Mechanism Behind The Gap

There has been long debate as to why there are so few fossils from this time period. Some have suggested the problem was of fossilization itself, suggesting that there may have been differences in the geochemistry of the time that did not favour fossil formation. Also, excavators simply may not have dug in the right places.
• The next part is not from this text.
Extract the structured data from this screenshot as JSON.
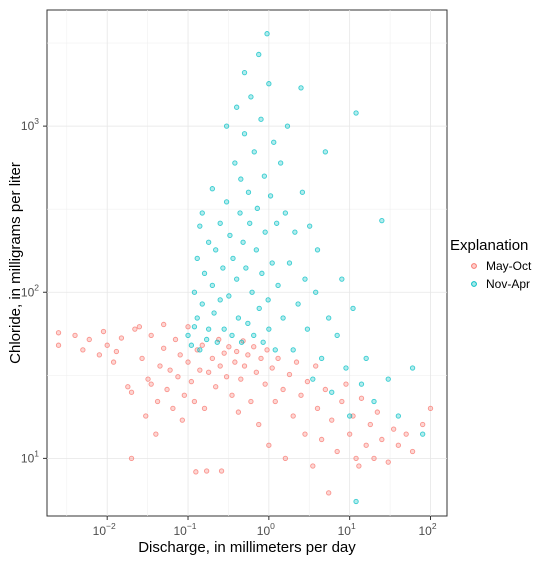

However, the existence of a true low point in vertebrate diversity has been supported by independent lines of evidence.

While initial arthropod terrestriality was well under way before the gap, and some digited tetrapods might have come on land, there are remarkably few terrestrial or aquatic fossils that date from the gap itself Recent work on Paleozoic geochemistry has confirmed the biological reality of Romer's gap in both terrestrial vertebrates and arthropods, and has correlated it with a period of unusually low atmospheric oxygen concentration, which was independently determined from the idiosyncratic geochemistry of rocks formed during Romer's gap.

Aquatic vertebrates, which include most tetrapods during the Carboniferous, were recovering from a Late Devonian extinction major extinction event that preceded Romer's gap, one on par with that which killed the dinosaurs. In this Hangenberg event, most marine and freshwater groups went extinct or were reduced to a few lineages, although the precise mechanism of the extinction is unclear. Before the event, oceans and lakes were dominated by lobe-finned fishes and armored fishes called placoderms. After the gap, modern ray finned fish, as well as sharks and their relatives were the dominant forms. The period also saw the demise of the Ichthyostegalia, the early fish-like amphibians with more than five digits.

The low diversity of marine fishes, particularly shell-crushing predators (durophages), at the beginning of Romer's gap is supported by the sudden abundance of hard-shelled crinoid echinoderms during the same period. The Tournaisian has even been called the "Age of Crinoids". Once the number of shell-crushing ray-finned fishes and sharks increased later in the Carboniferous, coincident with the end of Romer's gap, the diversity of crinoids with Devonian-type armor plummeted, following the pattern of a classic predator-prey (Lotka-Volterra) cycle.